L’obligation de mise en place de détecteur de fumée permet de sauver des vies. Qui s’y opposerait ? Le problème est que l’argumentation et le chiffrage laisse à désirer. Pour faire plaisir à certains intérêts ? Pis, alors qu’il est dit que poser un DAAF est important, il est aussi expliqué, dans le même temps, qu’aucune sanction n’est prévue à ce jour. De même, si incendie il devait y avoir, la garantie incendie joue même sans détecteur, selon la Fédération française des sociétés d’assurances. Bref, était-il bien nécessaire de faire une loi ? En effet, un simple arrêté municipal dans des zones à risque aurait suffi. Chambéry, en 2004, a ainsi rendu obligatoire d’installer un détecteur de fumée (ainsi qu’un extincteur) dans les parties privatives des appartements, pour les immeubles du centre-ville.

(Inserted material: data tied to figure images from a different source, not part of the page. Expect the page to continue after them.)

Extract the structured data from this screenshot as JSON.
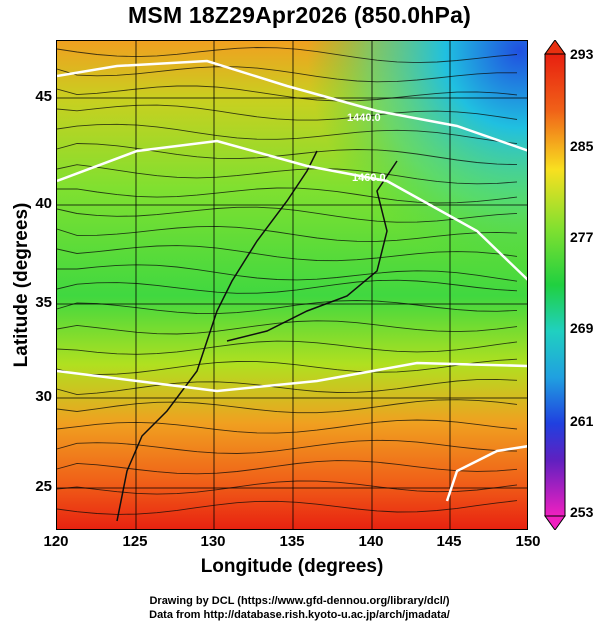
{
  "title": "MSM 18Z29Apr2026 (850.0hPa)",
  "x_axis": {
    "label": "Longitude (degrees)",
    "ticks": [
      "120",
      "125",
      "130",
      "135",
      "140",
      "145",
      "150"
    ],
    "range": [
      120,
      150
    ]
  },
  "y_axis": {
    "label": "Latitude  (degrees)",
    "ticks": [
      "25",
      "30",
      "35",
      "40",
      "45"
    ],
    "range": [
      22.5,
      47.6
    ]
  },
  "colorbar": {
    "ticks": [
      "293",
      "285",
      "277",
      "269",
      "261",
      "253"
    ],
    "range": [
      253,
      293
    ]
  },
  "contour_labels": [
    "1440.0",
    "1460.0"
  ],
  "credits": {
    "line1": "Drawing by DCL (https://www.gfd-dennou.org/library/dcl/)",
    "line2": "Data from http://database.rish.kyoto-u.ac.jp/arch/jmadata/"
  },
  "colors": {
    "hot": "#e83010",
    "warm": "#f4a020",
    "mid": "#40d040",
    "cool": "#20d0d0",
    "cold": "#2050e0"
  }
}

Surtout, les professionnels de la lutte incendie tout comme le ministère du Logement devraient privilégier la mise en place d’un outil statistique performant, gage de meilleures politiques publiques dans la lutte incendie à l’avenir. Peu ou prou ce qui avancé pour la politique du logement. Ce qui aurait aussi comme intérêt de casser les discours marketing faisant du feu un partenaire bien commode pour vendre ses produits.